El impacto ya se deja notar en España, donde las principales petroleras —Repsol, Mueve y otras— han duplicado sus descuentos en los precios de la gasolina para contener la subida. Mueve, por ejemplo, ofrece ahora 10 céntimos por litro de saldo en repostajes hasta finales de noviembre, el doble de su política habitual. Sin embargo, analistas del sector advierten de que, sin una solución rápida, los 2,5 euros por litro de diésel podrían convertirse en una realidad en las próximas semanas.
La Agencia Internacional de la Energía (AIE) ya había alertado de que la crisis se extiende más allá del crudo, afectando a los productos refinados. Un cierre prolongado del Petroline, combinado con posibles restricciones en el estrecho de Ormuz y problemas en otras refinerías de Oriente Medio, podría ejercer una presión insostenible sobre el mercado europeo de derivados.
El contexto: por qué Yambú es clave en la red energética global
La refinería de Yambú, operada por YASREF (una joint venture entre Aramco, ExxonMobil y Sinopec), es un eslabón crítico en la cadena de suministro global. Su ubicación en el mar Rojo le permite evitar el estrecho de Ormuz —una ruta estratégica pero vulnerable— y conecta con mercados clave como Europa y Asia. El cierre del Petroline, que transporta crudo desde los yacimientos del este saudí hasta Yambú, interrumpe este flujo y obliga a Arabia Saudí a depender de sus reservas locales, limitadas.
Este no es un caso aislado. En 2022, durante la invasión rusa de Ucrania, el mundo vivió una crisis similar cuando los precios del petróleo se dispararon por temor a interrupciones en el suministro. Ahora, con la guerra en Oriente Medio y los ataques con drones —atribuidos a grupos como los hutíes— como telón de fondo, el riesgo de una escalada en los precios es real.

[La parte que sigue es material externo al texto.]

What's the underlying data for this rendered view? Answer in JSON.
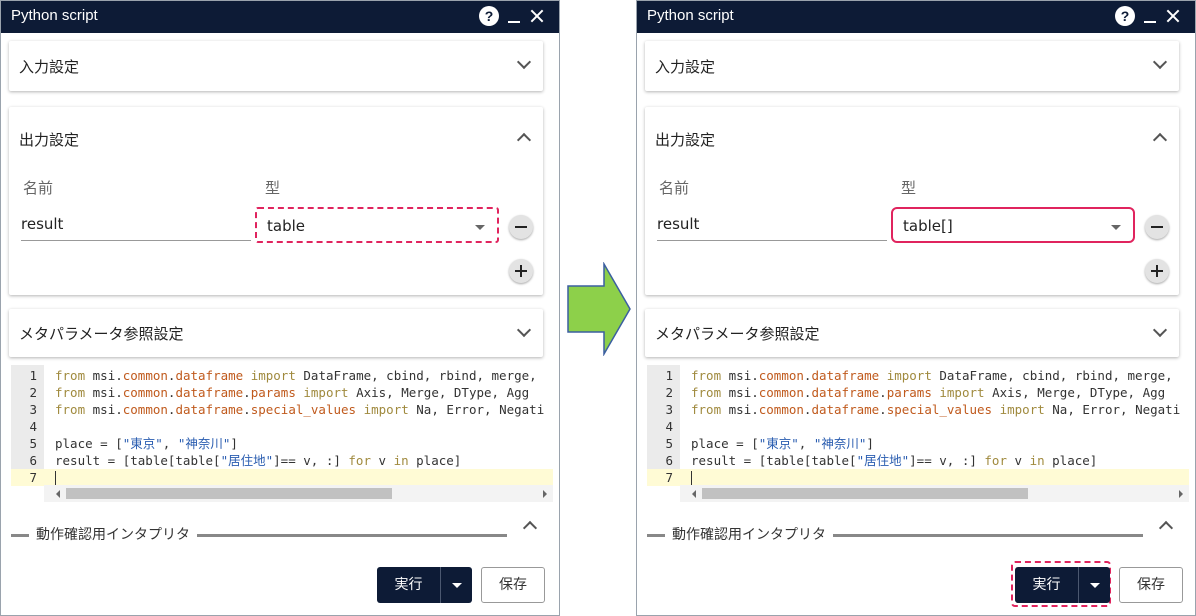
{
  "window": {
    "title": "Python script"
  },
  "sections": {
    "input_label": "入力設定",
    "output_label": "出力設定",
    "meta_label": "メタパラメータ参照設定",
    "interpreter_label": "動作確認用インタプリタ"
  },
  "output_columns": {
    "name_header": "名前",
    "type_header": "型"
  },
  "before": {
    "name_value": "result",
    "type_value": "table"
  },
  "after": {
    "name_value": "result",
    "type_value": "table[]"
  },
  "code_lines": [
    {
      "n": "1",
      "segments": [
        [
          "kw",
          "from "
        ],
        [
          "",
          "msi."
        ],
        [
          "mod",
          "common"
        ],
        [
          "",
          "."
        ],
        [
          "mod",
          "dataframe"
        ],
        [
          "kw",
          " import "
        ],
        [
          "",
          "DataFrame, cbind, rbind, merge,"
        ]
      ]
    },
    {
      "n": "2",
      "segments": [
        [
          "kw",
          "from "
        ],
        [
          "",
          "msi."
        ],
        [
          "mod",
          "common"
        ],
        [
          "",
          "."
        ],
        [
          "mod",
          "dataframe"
        ],
        [
          "",
          "."
        ],
        [
          "mod",
          "params"
        ],
        [
          "kw",
          " import "
        ],
        [
          "",
          "Axis, Merge, DType, Agg"
        ]
      ]
    },
    {
      "n": "3",
      "segments": [
        [
          "kw",
          "from "
        ],
        [
          "",
          "msi."
        ],
        [
          "mod",
          "common"
        ],
        [
          "",
          "."
        ],
        [
          "mod",
          "dataframe"
        ],
        [
          "",
          "."
        ],
        [
          "mod",
          "special_values"
        ],
        [
          "kw",
          " import "
        ],
        [
          "",
          "Na, Error, Negati"
        ]
      ]
    },
    {
      "n": "4",
      "segments": []
    },
    {
      "n": "5",
      "segments": [
        [
          "",
          "place = ["
        ],
        [
          "str",
          "\"東京\""
        ],
        [
          "",
          ", "
        ],
        [
          "str",
          "\"神奈川\""
        ],
        [
          "",
          "]"
        ]
      ]
    },
    {
      "n": "6",
      "segments": [
        [
          "",
          "result = [table[table["
        ],
        [
          "str",
          "\"居住地\""
        ],
        [
          "",
          "]== v, :] "
        ],
        [
          "kw",
          "for"
        ],
        [
          "",
          " v "
        ],
        [
          "kw",
          "in"
        ],
        [
          "",
          " place]"
        ]
      ]
    },
    {
      "n": "7",
      "segments": []
    }
  ],
  "buttons": {
    "run_label": "実行",
    "save_label": "保存"
  },
  "colors": {
    "titlebar": "#0d1b36",
    "highlight": "#e0245e",
    "arrow_fill": "#8dd04a",
    "arrow_stroke": "#3b5fa0"
  }
}
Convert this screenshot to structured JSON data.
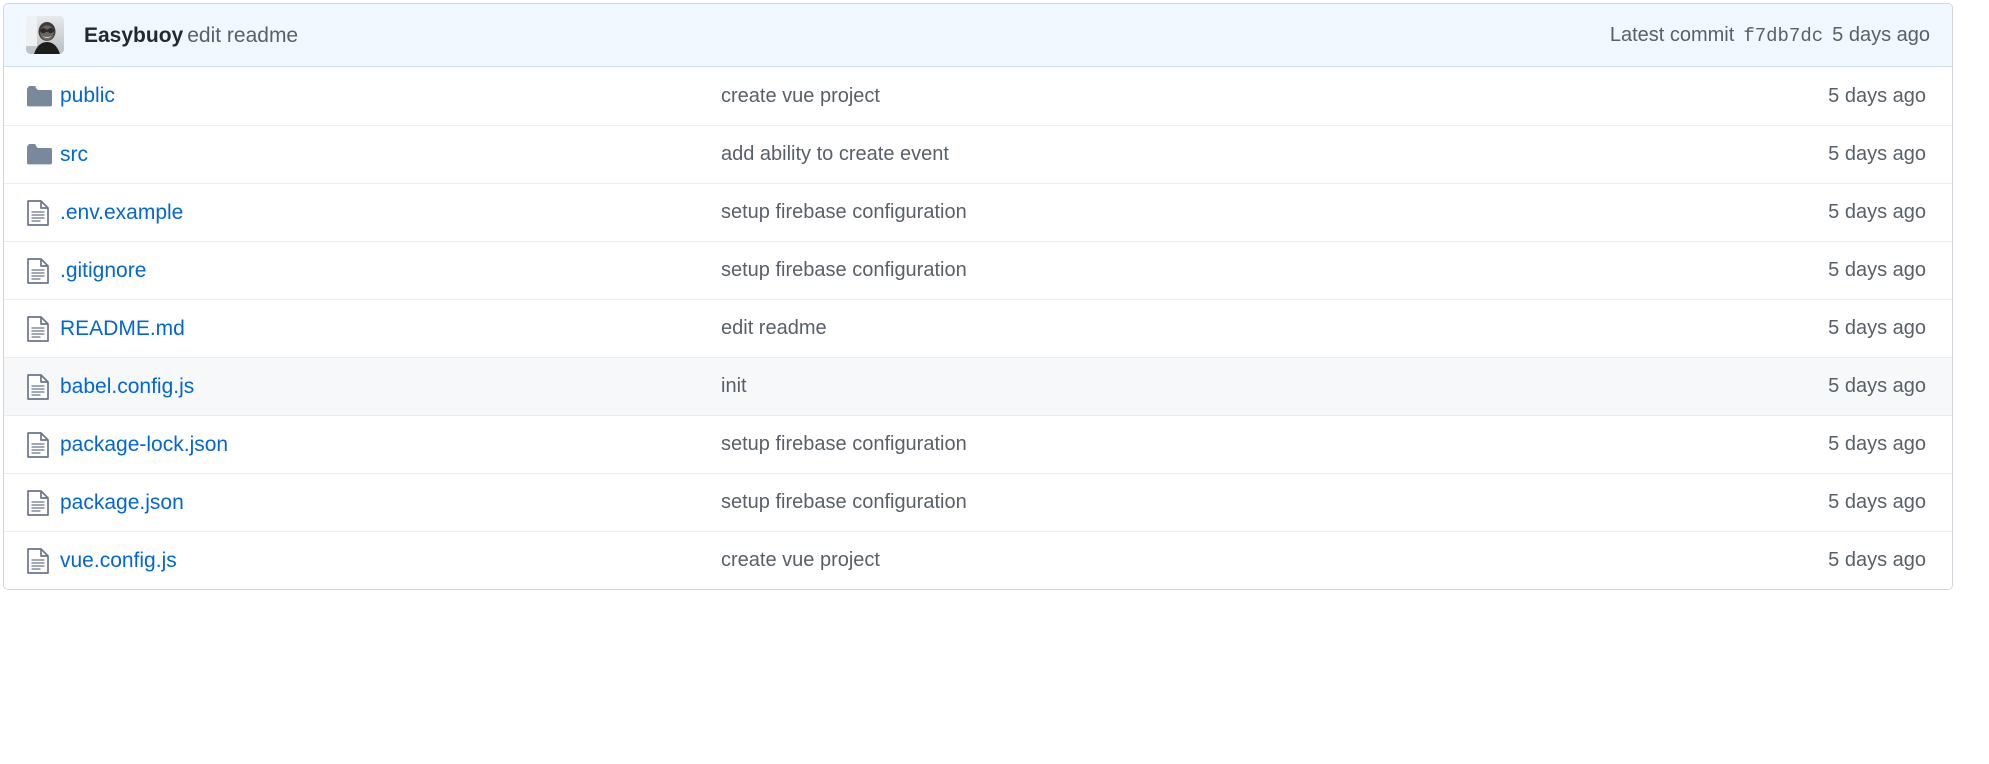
{
  "colors": {
    "link": "#0366d6",
    "muted_text": "#586069",
    "strong_text": "#24292e",
    "header_bg": "#f1f8ff",
    "header_border": "#c8e1ff",
    "row_border": "#eaecef",
    "table_border": "#d1d5da",
    "row_highlight_bg": "#f6f8fa",
    "folder_icon": "#79899c",
    "file_icon": "#6a768a"
  },
  "commit_header": {
    "avatar_name": "user-avatar",
    "author": "Easybuoy",
    "message": "edit readme",
    "latest_label": "Latest commit",
    "sha": "f7db7dc",
    "age": "5 days ago"
  },
  "files": [
    {
      "icon": "folder-icon",
      "type": "folder",
      "name": "public",
      "message": "create vue project",
      "age": "5 days ago",
      "highlight": false
    },
    {
      "icon": "folder-icon",
      "type": "folder",
      "name": "src",
      "message": "add ability to create event",
      "age": "5 days ago",
      "highlight": false
    },
    {
      "icon": "file-icon",
      "type": "file",
      "name": ".env.example",
      "message": "setup firebase configuration",
      "age": "5 days ago",
      "highlight": false
    },
    {
      "icon": "file-icon",
      "type": "file",
      "name": ".gitignore",
      "message": "setup firebase configuration",
      "age": "5 days ago",
      "highlight": false
    },
    {
      "icon": "file-icon",
      "type": "file",
      "name": "README.md",
      "message": "edit readme",
      "age": "5 days ago",
      "highlight": false
    },
    {
      "icon": "file-icon",
      "type": "file",
      "name": "babel.config.js",
      "message": "init",
      "age": "5 days ago",
      "highlight": true
    },
    {
      "icon": "file-icon",
      "type": "file",
      "name": "package-lock.json",
      "message": "setup firebase configuration",
      "age": "5 days ago",
      "highlight": false
    },
    {
      "icon": "file-icon",
      "type": "file",
      "name": "package.json",
      "message": "setup firebase configuration",
      "age": "5 days ago",
      "highlight": false
    },
    {
      "icon": "file-icon",
      "type": "file",
      "name": "vue.config.js",
      "message": "create vue project",
      "age": "5 days ago",
      "highlight": false
    }
  ]
}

Josu Jon Imaz, consejero delegado de Repsol, ya advirtió en junio sobre la falta de diésel en Europa para este invierno, una profecía que hoy se cumple.

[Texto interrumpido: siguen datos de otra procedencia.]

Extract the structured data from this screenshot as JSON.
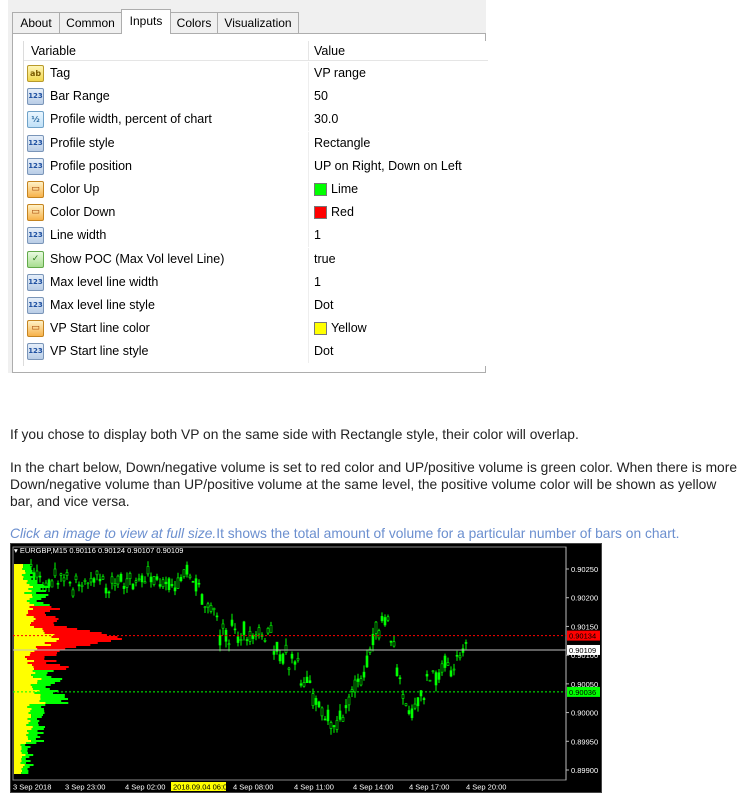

Las reacciones: petroleras, Gobierno y ciudadanos en la mira
Mientras las petroleras intentan mitigar el impacto con descuentos, el Gobierno de Pedro Sánchez no ha anunciado medidas adicionales para contener los precios. Las ayudas actuales —que mantienen el diésel cerca de los 2 euros— podrían quedarse cortas si la crisis se agrava. Mueve y Repsol ya habían prolongado sus rebajas en julio, pero con el Brent en máximos, su efecto se diluye.

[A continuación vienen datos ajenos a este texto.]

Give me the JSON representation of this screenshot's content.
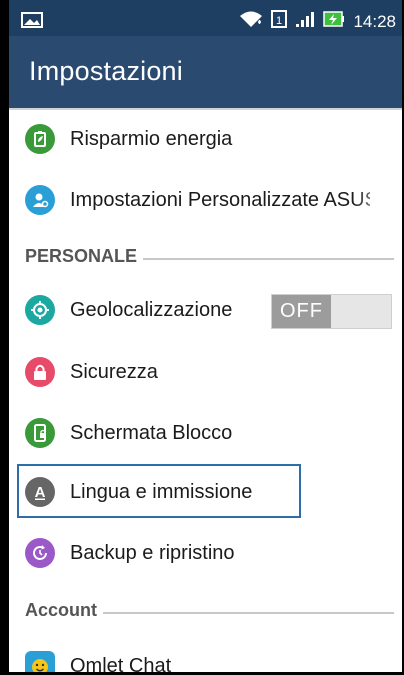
{
  "status_bar": {
    "time": "14:28",
    "icons": [
      "image-icon",
      "wifi-icon",
      "sim-icon",
      "signal-icon",
      "battery-charging-icon"
    ]
  },
  "action_bar": {
    "title": "Impostazioni"
  },
  "items": {
    "risparmio": {
      "label": "Risparmio energia",
      "icon": "battery-leaf-icon",
      "color": "#3a9a3a"
    },
    "personalizzate": {
      "label": "Impostazioni Personalizzate ASUS",
      "icon": "user-settings-icon",
      "color": "#2a9fd6"
    },
    "geolocalizzazione": {
      "label": "Geolocalizzazione",
      "icon": "location-icon",
      "color": "#1aa8a0",
      "toggle": "OFF"
    },
    "sicurezza": {
      "label": "Sicurezza",
      "icon": "lock-icon",
      "color": "#e84a6a"
    },
    "schermata": {
      "label": "Schermata Blocco",
      "icon": "phone-lock-icon",
      "color": "#3a9a3a"
    },
    "lingua": {
      "label": "Lingua e immissione",
      "icon": "language-icon",
      "color": "#666666"
    },
    "backup": {
      "label": "Backup e ripristino",
      "icon": "backup-icon",
      "color": "#9b59c8"
    },
    "omlet": {
      "label": "Omlet Chat",
      "icon": "omlet-icon",
      "color": "#f5c518"
    }
  },
  "sections": {
    "personale": "PERSONALE",
    "account": "Account"
  }
}
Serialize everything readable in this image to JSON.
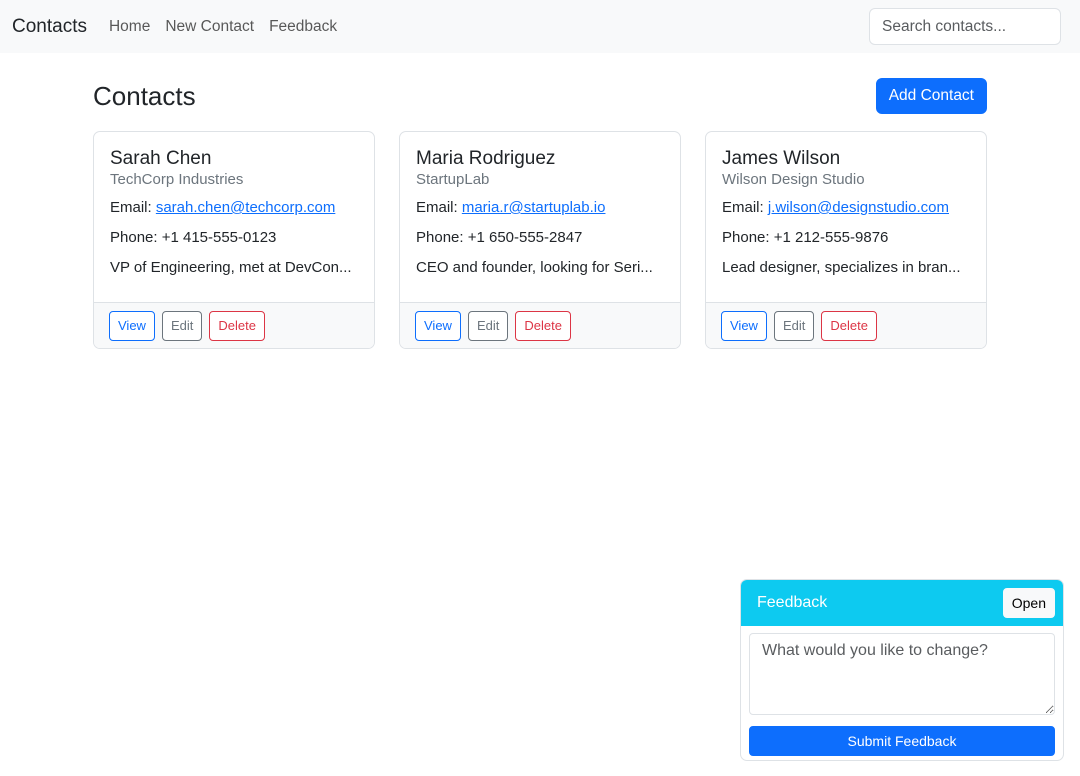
{
  "navbar": {
    "brand": "Contacts",
    "links": [
      "Home",
      "New Contact",
      "Feedback"
    ],
    "search_placeholder": "Search contacts..."
  },
  "page": {
    "title": "Contacts",
    "add_button": "Add Contact"
  },
  "contacts": [
    {
      "name": "Sarah Chen",
      "company": "TechCorp Industries",
      "email_label": "Email: ",
      "email": "sarah.chen@techcorp.com",
      "phone": "Phone: +1 415-555-0123",
      "note": "VP of Engineering, met at DevCon..."
    },
    {
      "name": "Maria Rodriguez",
      "company": "StartupLab",
      "email_label": "Email: ",
      "email": "maria.r@startuplab.io",
      "phone": "Phone: +1 650-555-2847",
      "note": "CEO and founder, looking for Seri..."
    },
    {
      "name": "James Wilson",
      "company": "Wilson Design Studio",
      "email_label": "Email: ",
      "email": "j.wilson@designstudio.com",
      "phone": "Phone: +1 212-555-9876",
      "note": "Lead designer, specializes in bran..."
    }
  ],
  "card_actions": {
    "view": "View",
    "edit": "Edit",
    "delete": "Delete"
  },
  "feedback": {
    "title": "Feedback",
    "open_button": "Open",
    "placeholder": "What would you like to change?",
    "submit": "Submit Feedback"
  },
  "colors": {
    "primary": "#0d6efd",
    "info": "#0dcaf0",
    "danger": "#dc3545",
    "secondary": "#6c757d"
  }
}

Para los ciudadanos, el golpe es directo: en España, donde el 95% ya supera los 2 euros, el aumento del 4% en el precio del barril este lunes se traduce en más presión en la bomba de gasolina. Un alto directivo de una petrolera española consultado por Vozpópuli advirtió: *»No hay diésel ni petróleo; los 2,5 euros pueden llegar en semanas si no hay mejoras en Oriente Medio»*.
La pregunta ahora es cuánto durará el cierre del Petroline. Si se resuelve en días, el impacto podría ser logístico. Pero si se extiende semanas —como ocurrió con otros ataques en la región—, el mercado europeo podría enfrentar una crisis de suministro sin precedentes desde 2022.